Speaking at a news conference, U.S. Special Representative for Iran Brian Hook said there was a lot of interest from food and drug companies in using the Swiss Humanitarian Trade Arrangement (SHTA), through which the first shipments of medicine had been sent last month.
"We have at least two more companies that we are in specific talks with ... Now that I think as more companies are learning about it (the channel) - medical companies and drug companies, pharmaceutical companies - there's now a lot of interest in using that channel," he said.
The SHTA seeks to ensure that Swiss-based exporters and trading companies in the food, pharmaceutical and medical sectors have a secure payment channel with a Swiss bank, through which payments for their exports to Iran are guaranteed.
Hook did not identify the companies but he said there will be more shipments. He added that he had met with Deputy Treasury Secretary Justin Muzinich last week "to talk through how we're doing on the next transactions ... you will see more transactions coming," he said.
Food, medicine and other humanitarian supplies are exempt from the sanctions that Washington reimposed on Tehran after President Donald Trump walked away from a 2015 international deal over Iran's nuclear programme.

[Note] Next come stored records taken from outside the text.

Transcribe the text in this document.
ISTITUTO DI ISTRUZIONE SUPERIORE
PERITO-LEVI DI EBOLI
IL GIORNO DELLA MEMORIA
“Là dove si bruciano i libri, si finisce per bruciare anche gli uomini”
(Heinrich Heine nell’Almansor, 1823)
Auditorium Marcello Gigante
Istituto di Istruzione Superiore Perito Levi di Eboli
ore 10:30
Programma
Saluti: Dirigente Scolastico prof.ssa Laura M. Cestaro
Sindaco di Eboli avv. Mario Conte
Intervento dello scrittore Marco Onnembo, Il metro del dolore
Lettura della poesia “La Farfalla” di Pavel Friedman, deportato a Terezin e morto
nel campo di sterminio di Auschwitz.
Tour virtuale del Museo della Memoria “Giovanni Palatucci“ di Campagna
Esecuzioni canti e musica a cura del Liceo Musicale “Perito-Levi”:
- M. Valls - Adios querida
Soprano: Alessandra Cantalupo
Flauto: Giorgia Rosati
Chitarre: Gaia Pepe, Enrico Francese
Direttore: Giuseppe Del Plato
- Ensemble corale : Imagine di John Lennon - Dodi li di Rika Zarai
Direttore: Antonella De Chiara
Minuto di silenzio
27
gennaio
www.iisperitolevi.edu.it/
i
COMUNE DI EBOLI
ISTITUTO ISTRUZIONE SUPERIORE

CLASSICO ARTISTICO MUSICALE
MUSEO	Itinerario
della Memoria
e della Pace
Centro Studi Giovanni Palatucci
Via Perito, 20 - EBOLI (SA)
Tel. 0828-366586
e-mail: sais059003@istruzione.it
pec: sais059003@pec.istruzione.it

But the U.S. measures targeting everything from oil sales to shipping and financial activities have deterred several foreign banks from doing business with the Islamic Republic - including humanitarian deals.
Politically neutral Switzerland has been working with U.S. and Iranian authorities and selected Swiss banks and Swiss companies on the plan. The U.S. Treasury Department will provide banks involved with assurances that financial transactions can be processed without violating U.S. law.
The project, in the works since 2018, kicked off in January with an initial payment for a shipment to Iran of cancer drugs and drugs required for organ transplants worth 2.3 million euros ($2.55 million), the Swiss government said.